Pourquoi voulez-vous que je « tactile » alors que je vois ? Pas grand-chose, me direz-vous ; mais je vois. Donc je me sers de mes yeux.
Je croyais révolu le temps où l’on considérait les malvoyants comme des aveugles… Dommage.

L’image tactile : ce moyen permet l’apparition d’une image mentale précise et détaillée. C’est une technique qui s’appuie sur le principe du dessin industriel. C’est-à-dire que la représentation de l’objet se fait avec une projection orthogonale de deux vues différentes de l’objet (vue de face, de profil et parfois du dessus).
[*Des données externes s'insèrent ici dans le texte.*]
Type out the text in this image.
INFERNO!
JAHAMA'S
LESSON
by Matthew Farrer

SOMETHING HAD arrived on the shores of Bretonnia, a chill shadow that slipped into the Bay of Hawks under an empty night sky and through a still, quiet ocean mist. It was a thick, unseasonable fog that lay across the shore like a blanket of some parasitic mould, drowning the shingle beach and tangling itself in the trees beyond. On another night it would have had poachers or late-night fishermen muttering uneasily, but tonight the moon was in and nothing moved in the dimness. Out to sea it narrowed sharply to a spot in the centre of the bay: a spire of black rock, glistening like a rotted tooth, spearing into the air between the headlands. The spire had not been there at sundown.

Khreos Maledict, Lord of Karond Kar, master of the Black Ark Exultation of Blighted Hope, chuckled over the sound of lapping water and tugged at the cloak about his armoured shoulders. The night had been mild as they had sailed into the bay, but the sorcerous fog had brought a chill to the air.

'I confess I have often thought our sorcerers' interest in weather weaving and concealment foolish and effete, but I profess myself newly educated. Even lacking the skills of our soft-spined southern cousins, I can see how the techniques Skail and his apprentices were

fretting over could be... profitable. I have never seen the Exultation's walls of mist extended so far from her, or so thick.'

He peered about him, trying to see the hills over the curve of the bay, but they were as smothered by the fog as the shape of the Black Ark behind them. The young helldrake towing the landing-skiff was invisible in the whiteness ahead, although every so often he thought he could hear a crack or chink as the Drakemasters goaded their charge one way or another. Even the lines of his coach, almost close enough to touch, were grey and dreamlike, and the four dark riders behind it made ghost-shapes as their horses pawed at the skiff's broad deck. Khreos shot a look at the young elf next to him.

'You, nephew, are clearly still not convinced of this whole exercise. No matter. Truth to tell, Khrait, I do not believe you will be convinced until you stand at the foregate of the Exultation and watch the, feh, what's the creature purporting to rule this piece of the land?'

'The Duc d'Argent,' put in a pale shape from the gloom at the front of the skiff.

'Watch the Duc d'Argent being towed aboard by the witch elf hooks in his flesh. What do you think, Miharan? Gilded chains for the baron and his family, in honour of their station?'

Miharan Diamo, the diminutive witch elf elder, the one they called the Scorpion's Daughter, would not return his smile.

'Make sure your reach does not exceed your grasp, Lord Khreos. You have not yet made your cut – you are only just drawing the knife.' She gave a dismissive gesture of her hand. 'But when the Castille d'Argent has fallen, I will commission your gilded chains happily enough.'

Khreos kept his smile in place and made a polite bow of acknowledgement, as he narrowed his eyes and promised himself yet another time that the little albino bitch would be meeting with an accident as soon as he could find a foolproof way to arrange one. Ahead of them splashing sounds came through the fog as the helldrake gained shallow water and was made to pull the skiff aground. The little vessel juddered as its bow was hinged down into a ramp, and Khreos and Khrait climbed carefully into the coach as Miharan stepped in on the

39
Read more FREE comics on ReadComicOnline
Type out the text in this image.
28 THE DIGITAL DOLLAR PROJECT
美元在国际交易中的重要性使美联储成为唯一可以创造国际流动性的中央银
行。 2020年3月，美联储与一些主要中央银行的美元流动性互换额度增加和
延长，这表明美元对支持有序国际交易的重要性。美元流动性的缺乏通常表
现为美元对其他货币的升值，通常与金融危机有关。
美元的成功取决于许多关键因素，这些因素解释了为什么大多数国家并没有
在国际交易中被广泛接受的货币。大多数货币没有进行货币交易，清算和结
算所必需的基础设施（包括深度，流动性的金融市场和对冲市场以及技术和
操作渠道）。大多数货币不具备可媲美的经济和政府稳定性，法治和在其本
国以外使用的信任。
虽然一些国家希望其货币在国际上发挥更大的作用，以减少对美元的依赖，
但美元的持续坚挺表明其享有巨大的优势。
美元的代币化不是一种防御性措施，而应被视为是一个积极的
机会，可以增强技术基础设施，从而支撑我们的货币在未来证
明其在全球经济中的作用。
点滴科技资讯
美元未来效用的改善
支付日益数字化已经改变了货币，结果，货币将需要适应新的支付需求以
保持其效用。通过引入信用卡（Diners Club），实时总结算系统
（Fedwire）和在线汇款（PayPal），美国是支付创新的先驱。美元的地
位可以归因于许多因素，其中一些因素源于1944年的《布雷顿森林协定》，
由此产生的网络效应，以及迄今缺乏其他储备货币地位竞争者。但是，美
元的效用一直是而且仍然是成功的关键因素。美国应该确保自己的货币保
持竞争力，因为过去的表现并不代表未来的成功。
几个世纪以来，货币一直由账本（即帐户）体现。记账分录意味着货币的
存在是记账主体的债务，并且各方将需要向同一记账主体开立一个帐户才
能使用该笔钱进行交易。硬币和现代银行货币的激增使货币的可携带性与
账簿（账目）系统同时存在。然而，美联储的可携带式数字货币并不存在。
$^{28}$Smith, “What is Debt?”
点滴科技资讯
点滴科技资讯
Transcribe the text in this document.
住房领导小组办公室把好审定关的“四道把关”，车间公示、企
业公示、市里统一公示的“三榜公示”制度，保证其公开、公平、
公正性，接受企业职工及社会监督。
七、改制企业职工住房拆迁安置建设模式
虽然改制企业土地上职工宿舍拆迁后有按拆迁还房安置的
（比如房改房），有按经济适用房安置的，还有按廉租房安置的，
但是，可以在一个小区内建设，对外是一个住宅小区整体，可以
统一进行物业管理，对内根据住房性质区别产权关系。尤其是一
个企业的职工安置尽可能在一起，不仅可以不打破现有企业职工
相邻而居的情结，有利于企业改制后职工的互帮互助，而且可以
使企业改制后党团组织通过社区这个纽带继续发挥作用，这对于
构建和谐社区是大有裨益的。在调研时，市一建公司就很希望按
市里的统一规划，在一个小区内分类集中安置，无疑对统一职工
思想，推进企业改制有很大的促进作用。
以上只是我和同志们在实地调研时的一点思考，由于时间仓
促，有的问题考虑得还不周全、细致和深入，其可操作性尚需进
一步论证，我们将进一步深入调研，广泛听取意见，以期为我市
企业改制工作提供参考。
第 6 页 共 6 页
La compréhension de ce principe de projection demande un apprentissage car il faut reconstruire mentalement le volume de l’objet à partir des différentes vues. Une formation complète en 4 fois 2 jours existe pour se former à ce principe de représentation.

17. Maintenant que vous en savez un peu plus sur l’image, est-ce une adaptation qui vous semble intéressante et pourquoi ?
Je n’ai pas d’image mentale… Oui, je sais, je cumule les handicaps ! Cela me serait donc d’aucune utilité.

19. Utilisez-vous les mêmes méthodes d’exploration et de discrimination (reconnaître et différencier les diverses perceptions du toucher) vues avec votre ergothérapeute lors de vos visites au musée ? [La dame commence sérieusement à m’agacer !]
Je ne touche que les fesses des filles que je trouve jolies et qui le veulent bien (eh ! oui. Je suis homosexuelle aussi).

20. S’il vous était proposé un accompagnement ergothérapeutique centré sur l’accès aux musées, qu’attendriez-vous de cette rencontre ?
Je ne sais pas ce qu’est un ergothérapeute. Si c’est quelqu’un qui veut me rendre plus handicapée que je ne le suis, cela ne m’intéresse pas.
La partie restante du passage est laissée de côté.